[Home]

This page was last updated:

  January 16, 2014

[Psychology
                  Images] PSY 101 Introductory Psychology

Instructor: Vincent W. Hevern, S.J., Ph.D.

     
Expectations

READ "Improving Academic Performance" (pp. 23-25) in our textbook (Weiten, 2014, 9th edition; pp. 25-29 in 2011 8th edition)

STUDY TIME

In a 3-credit class, most faculty members including me expect you to study roughly two hours for every hour you spend in class. In preparing for an hour-long class examination, the standard for study is about five hours in order to get a good-to-excellent mark. Of course, individual students and their abilities vary. So, these guidelines are not absolute. However, if you are not regularly devoting approximately six hours of study per week to each of your classes, you may do more poorly than you otherwise would be able to achieve.

 Study Habits

SQ3R: What to do BEFORE you come to class if you have a reading assignment

  • Survey: Page through the assignment & look at headings. Read the summary at the end of the chapter.
      
  • Question: Convert the heading of each section into a question. Complete the next two R's before going to next section.
  • Read: Read the passage in a way that answers the question you posed.
  • Recite: Answer the question outloud in your own words. Then make notes on the section.
      
  • Review: When you have finished the reading assignment, go back over the assignment once more  
Lectures, Notes, and Class

NOTES. Students in this course tell me that they appreciate my posting my lecture notes online. However, I am concerned that what is happening in class is simply that students copy every single word projected on the screen without giving those ideas and concepts much thought or comprehension. Hence, I am going to change my approach in two ways:

First, I will no longer display a full set of notes on the screen during the class itself. Rather, I will show a simpler "Class Outline" of those notes highlighting SOME key ideas, words, and topics plus whatever diagrams I think might be helpful. Note that these outlines will NOT contain all the materials you need to learn. You MUST take notes as well.

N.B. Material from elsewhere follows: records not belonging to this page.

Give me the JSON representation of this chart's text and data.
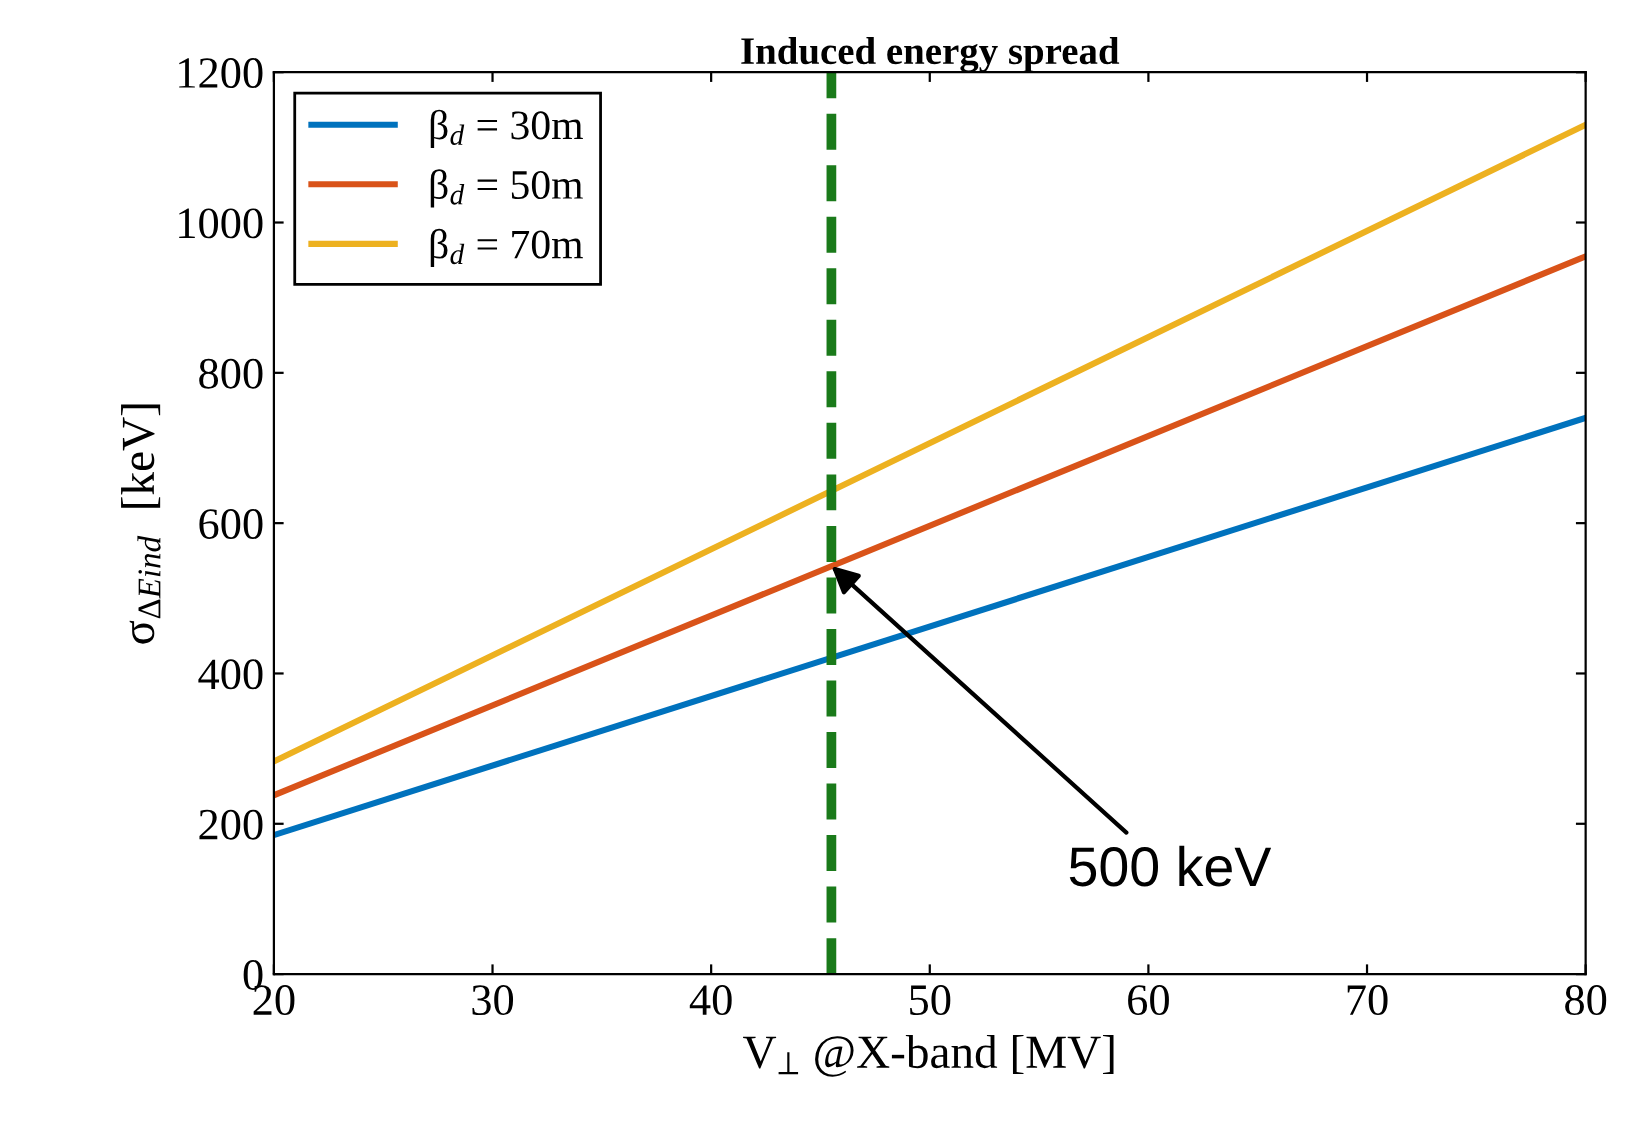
{
  "chart_data": {
    "type": "line",
    "title": "Induced energy spread",
    "xlabel": "V$_{⊥}$ @X-band [MV]",
    "ylabel": "σ$_{ΔEind}$  [keV]",
    "x": [
      20,
      80
    ],
    "series": [
      {
        "name": "β$_{d}$ = 30m",
        "color": "#0072bd",
        "values": [
          185,
          740
        ]
      },
      {
        "name": "β$_{d}$ = 50m",
        "color": "#d95319",
        "values": [
          238,
          955
        ]
      },
      {
        "name": "β$_{d}$ = 70m",
        "color": "#edb120",
        "values": [
          283,
          1130
        ]
      }
    ],
    "xlim": [
      20,
      80
    ],
    "xticks": [
      20,
      30,
      40,
      50,
      60,
      70,
      80
    ],
    "ylim": [
      0,
      1200
    ],
    "yticks": [
      0,
      200,
      400,
      600,
      800,
      1000,
      1200
    ],
    "ref_lines": [
      {
        "axis": "x",
        "value": 45.5,
        "color": "#1a7a1a",
        "line_style": "dashed"
      }
    ],
    "annotations": [
      {
        "text": "500 keV",
        "x": 45.5,
        "y": 543
      }
    ],
    "grid": false,
    "legend": "top left",
    "marker": "none",
    "line_style": "solid"
  }
}
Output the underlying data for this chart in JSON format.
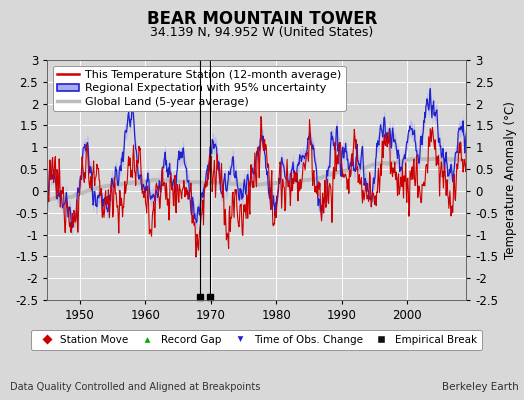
{
  "title": "BEAR MOUNTAIN TOWER",
  "subtitle": "34.139 N, 94.952 W (United States)",
  "ylabel": "Temperature Anomaly (°C)",
  "xlabel_note": "Data Quality Controlled and Aligned at Breakpoints",
  "credit": "Berkeley Earth",
  "year_start": 1945,
  "year_end": 2009,
  "ylim": [
    -2.5,
    3.0
  ],
  "yticks": [
    -2.5,
    -2,
    -1.5,
    -1,
    -0.5,
    0,
    0.5,
    1,
    1.5,
    2,
    2.5,
    3
  ],
  "xticks": [
    1950,
    1960,
    1970,
    1980,
    1990,
    2000
  ],
  "bg_color": "#d8d8d8",
  "plot_bg_color": "#d8d8d8",
  "grid_color": "#ffffff",
  "empirical_breaks": [
    1968.3,
    1969.8
  ],
  "line_color_station": "#cc0000",
  "line_color_regional": "#2222cc",
  "fill_color_regional": "#aaaaee",
  "line_color_global": "#bbbbbb",
  "title_fontsize": 12,
  "subtitle_fontsize": 9,
  "legend_fontsize": 8,
  "axis_fontsize": 8.5
}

Secondly, I will usually post the actual lecture notes I use online. But, it will be up to you to decide if you want to download a copy. These will appear in the same place they had been placed previously. Now, though, I will label them as "Lecture Notes" and what I display in class as "Class Outline". If you want to have a copy of those lecture notes before class, then download them, print them off, and bring them to class. You can follow me along without having to scribble every last word I say.

ACTIVE LISTENING. During class , it is important that you give your attention to the material we cover. Your listening should be active. You should try to figure out what are the most important things I am presenting. Ask yourself regularly if you understand what you are hearing. You might want to copy down in your notes examples or phrases which convey what concepts are about.

ACTIVE QUESTIONING. If you don't understand something, ask a question. If you think you understand some part of a concept, but not all of it, ask a question. Actively questioning helps YOU learn better.

ACTIVE RESPONDING. When I ask questions in class, I am NOT trying to show you up or trick you or otherwise make you feel uncomfortable. Usually what I am asking you to do is to link up your own experience in daily life with the material we are covering in class. I want you to use your imagination, experiences, or recollections as a way of making many of our concepts real. So, please attempt to respond to questions actively. Say what comes to mind. Trust your own instincts. And, if what you say turns out to be off the mark, so what? Your grade will certainly not be harmed for taking a chance!

   Test Preparation In order to assist your preparation for the next exam, I will post online a set of important concepts, terms, and persons which/whom I will expect you to know something. Along with your notes, I am hoping that you will find these helpful to guide what you should study for the test. Some members of the class asked me to do this. I'll do so for the next test to see if it is helpful to you.
Other Suggestions

I'd ask you to consider some other suggestions:

  • 3-Ring Binder. I know that many students use standard notebooks in which to take notes. Frankly, I never was able to use these when I was in college or graduate school. I found it much more helpful to use a 3-ring binder (especially the more expensive ones called "D" ring binders which hold more). Why? Because I could easily file notes, handouts, old quizzes, the syllabus and schedule, and any other materials from my class in one place. You just can't do that when you are using the old-fashioned notebook. I'd suggest you invest in both a binder and a hole punch.
       
  • Weekly Schedule. Research has shown that students who do poorly in college classes often significantly overestimate the real amount of time that they actually study. When they sit down and list the number of hours they studied during a week, they find that they need to increase their study time. (Note, too, that the very best students tend to underestimate how much time they actually study.) Both students who are doing well and those doing less well should consider putting together a weekly schedule. I have devised a blank weekly schedule form which you can link to in your browser and then print out. Note that this form is specifically designed for Le Moyne since it highlights the M-W-F and the Tu-Th classes with different size boxes & colors.